Comprendere l'RQM deducendo che il nostro ambiente circostante è essenzialmente mentale - una visione chiamata "idealismo oggettivo" - evita il solipsismo. Tuttavia, porta con sé un problema apparentemente difficile: se ciò che è realmente là fuori sono stati volitivi transpersonali, allora perché vedere o sentire sono così diversi dal desiderare o dalla paura? Se le mie percezioni rappresentano stati sottostanti affini al desiderio e alla paura, perché vedo invece forme e colori?
Se solo potessimo fornire una motivazione convincente per questa transizione qualitativa, saremmo in grado di sfruttare l'idealismo oggettivo per dare un senso alla RQM e agli ultimi risultati sperimentali. Ma possiamo? A quanto pare, possiamo benissimo; anche in più di un modo.

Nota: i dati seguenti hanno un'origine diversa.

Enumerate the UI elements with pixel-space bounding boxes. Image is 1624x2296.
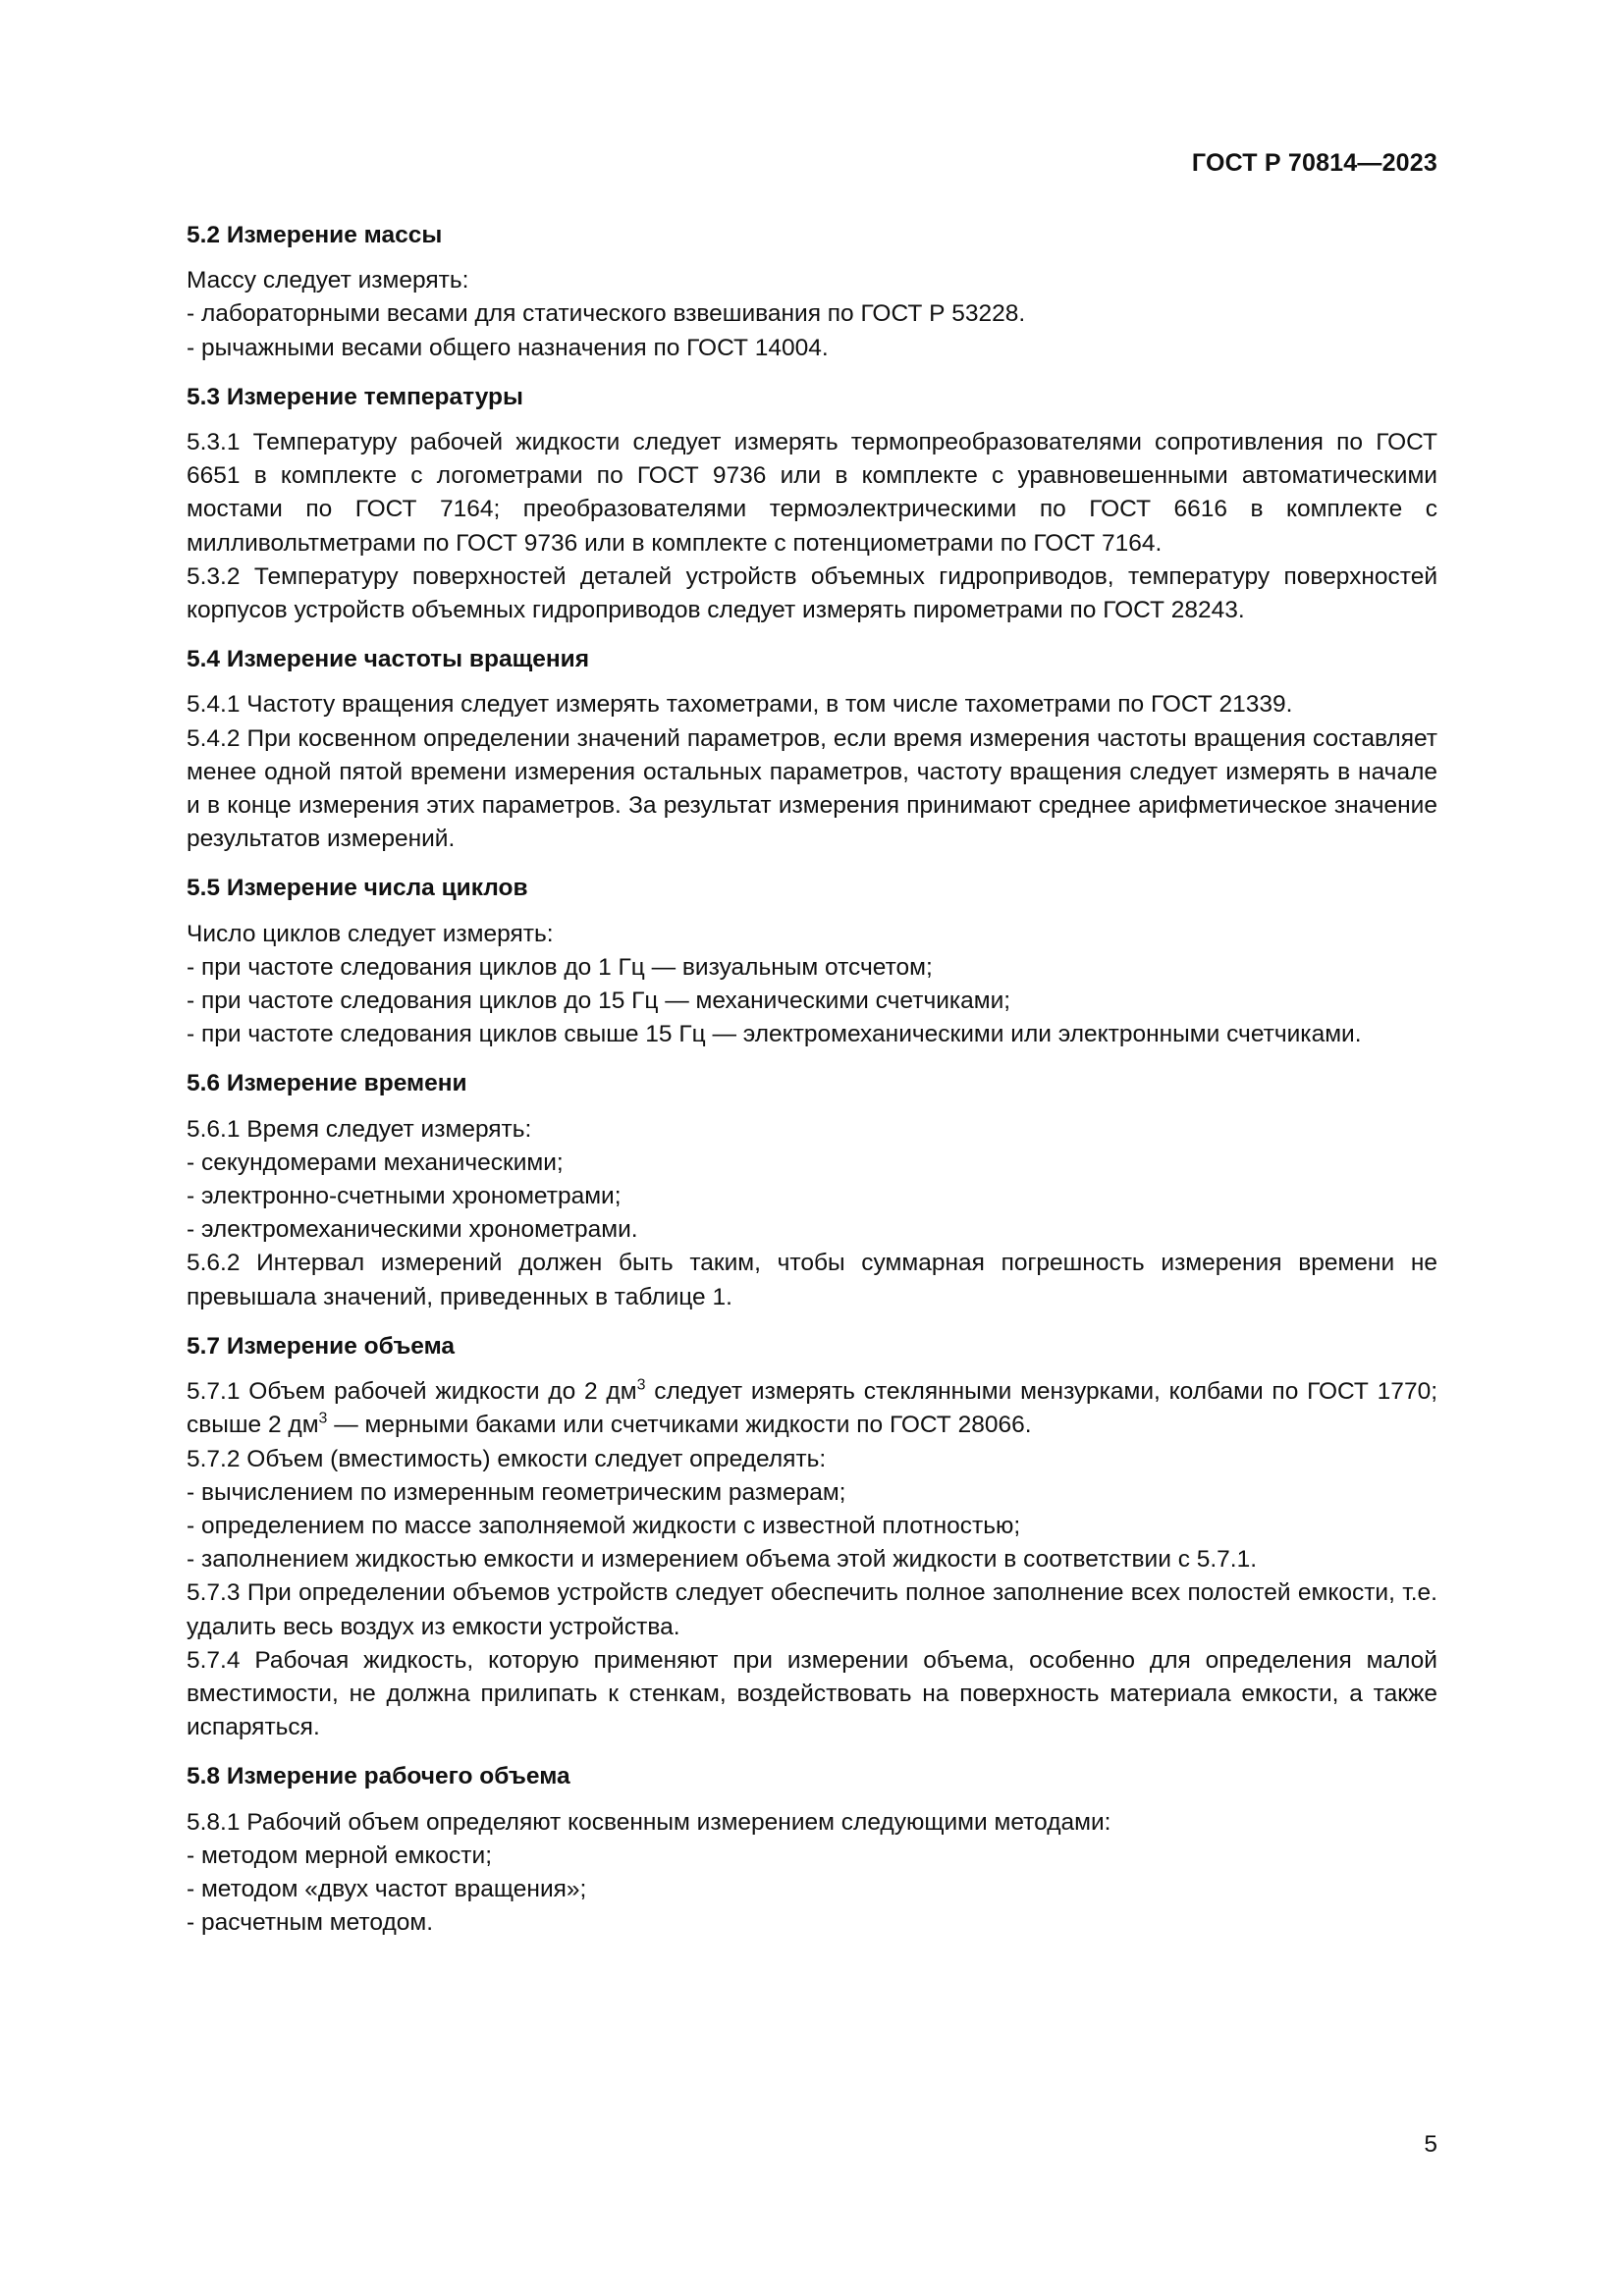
paragraph-5-7-3: 5.7.3 При определении объемов устройств следует обеспечить полное заполнение всех полостей емкости, т.е. удалить весь воздух из емкости устройства. (187, 1579, 1437, 1640)
list-item-5-2-1: - лабораторными весами для статического взвешивания по ГОСТ Р 53228. (187, 300, 1026, 328)
section-heading-5-6: 5.6 Измерение времени (187, 1070, 467, 1097)
document-code: ГОСТ Р 70814—2023 (1191, 149, 1437, 177)
paragraph-5-8-1: 5.8.1 Рабочий объем определяют косвенным измерением следующими методами: (187, 1808, 1111, 1836)
list-item-5-8-1: - методом мерной емкости; (187, 1842, 493, 1869)
paragraph-5-5-intro: Число циклов следует измерять: (187, 920, 554, 947)
list-item-5-5-2: - при частоте следования циклов до 15 Гц — механическими счетчиками; (187, 988, 1011, 1015)
superscript-3: 3 (318, 1410, 328, 1427)
paragraph-5-3-2: 5.3.2 Температуру поверхностей деталей устройств объемных гидроприводов, температуру поверхностей корпусов устройств объемных гидроприводов следует измерять пирометрами по ГОСТ 28243. (187, 562, 1437, 624)
list-item-5-7-1: - вычислением по измеренным геометрическим размерам; (187, 1478, 846, 1506)
section-heading-5-7: 5.7 Измерение объема (187, 1332, 456, 1360)
list-item-5-7-3: - заполнением жидкостью емкости и измерением объема этой жидкости в соответствии с 5.7.1. (187, 1546, 1258, 1574)
section-heading-5-8: 5.8 Измерение рабочего объема (187, 1763, 570, 1790)
paragraph-5-2-intro: Массу следует измерять: (187, 267, 469, 294)
paragraph-5-4-2: 5.4.2 При косвенном определении значений параметров, если время измерения частоты вращения составляет менее одной пятой времени измерения остальных параметров, частоту вращения следует измерять в начале и в конце измерения этих параметров. За результат измерения принимают среднее арифметическое значение результатов измерений. (187, 724, 1437, 853)
paragraph-5-7-1 (187, 1375, 1437, 1442)
list-item-5-6-3: - электромеханическими хронометрами. (187, 1216, 638, 1244)
list-item-5-8-3: - расчетным методом. (187, 1909, 434, 1937)
list-item-5-8-2: - методом «двух частот вращения»; (187, 1875, 587, 1902)
list-item-5-7-2: - определением по массе заполняемой жидкости с известной плотностью; (187, 1512, 1021, 1539)
section-heading-5-4: 5.4 Измерение частоты вращения (187, 646, 590, 673)
list-item-5-2-2: - рычажными весами общего назначения по ГОСТ 14004. (187, 334, 829, 361)
section-heading-5-2: 5.2 Измерение массы (187, 222, 443, 248)
paragraph-5-7-1-part-b: следует измерять стеклянными мензурками, колбами по ГОСТ 1770; свыше 2 дм (187, 1378, 1437, 1439)
paragraph-5-6-1: 5.6.1 Время следует измерять: (187, 1115, 532, 1143)
list-item-5-6-1: - секундомерами механическими; (187, 1148, 564, 1176)
document-body (187, 219, 1437, 1940)
paragraph-5-4-1: 5.4.1 Частоту вращения следует измерять тахометрами, в том числе тахометрами по ГОСТ 21339. (187, 691, 1293, 719)
section-heading-5-5: 5.5 Измерение числа циклов (187, 875, 528, 902)
paragraph-5-7-1-part-a: 5.7.1 Объем рабочей жидкости до 2 дм (187, 1378, 637, 1406)
list-item-5-5-3: - при частоте следования циклов свыше 15 Гц — электромеханическими или электронными счетчиками. (187, 1021, 1362, 1048)
list-item-5-5-1: - при частоте следования циклов до 1 Гц — визуальным отсчетом; (187, 953, 933, 981)
paragraph-5-7-4: 5.7.4 Рабочая жидкость, которую применяют при измерении объема, особенно для определения малой вместимости, не должна прилипать к стенкам, воздействовать на поверхность материала емкости, а также испаряться. (187, 1646, 1437, 1741)
section-heading-5-3: 5.3 Измерение температуры (187, 383, 523, 410)
paragraph-5-3-1: 5.3.1 Температуру рабочей жидкости следует измерять термопреобразователями сопротивления по ГОСТ 6651 в комплекте с логометрами по ГОСТ 9736 или в комплекте с уравновешенными автоматическими мостами по ГОСТ 7164; преобразователями термоэлектрическими по ГОСТ 6616 в комплекте с милливольтметрами по ГОСТ 9736 или в комплекте с потенциометрами по ГОСТ 7164. (187, 429, 1437, 557)
paragraph-5-6-2: 5.6.2 Интервал измерений должен быть таким, чтобы суммарная погрешность измерения времени не превышала значений, приведенных в таблице 1. (187, 1250, 1437, 1310)
list-item-5-6-2: - электронно-счетными хронометрами; (187, 1183, 622, 1210)
superscript-3: 3 (636, 1376, 646, 1394)
paragraph-5-7-1-part-c: — мерными баками или счетчиками жидкости по ГОСТ 28066. (327, 1412, 1032, 1439)
page-number: 5 (1424, 2131, 1437, 2158)
paragraph-5-7-2: 5.7.2 Объем (вместимость) емкости следует определять: (187, 1445, 827, 1472)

Negli ultimi anni, il gruppo di Donald Hoffman all'Università della California, Irvine, ha dimostrato che il nostro apparato percettivo non si è evoluto per rappresentare il mondo in modo veritiero, come è in sé; se vedessimo il mondo così com'è, saremmo spinti rapidamente verso l'estinzione. Invece, vediamo il mondo in un modo che favorisce la nostra sopravvivenza, non l'accuratezza delle nostre rappresentazioni. Nell'analogia di Hoffman, i contenuti della percezione sono come icone sul desktop di un computer: un insieme di metafore visive che facilitano il proprio lavoro illustrando le proprietà salienti di file e applicazioni, ma che non descrivono questi file e applicazioni come sono realmente.
Affrontando il problema da una prospettiva diversa, Karl Friston e collaboratori hanno dimostrato che, se un organismo deve rappresentare gli stati dell'ambiente esterno per navigare correttamente in questo ambiente, deve farlo in un modo codificato e inferenziale.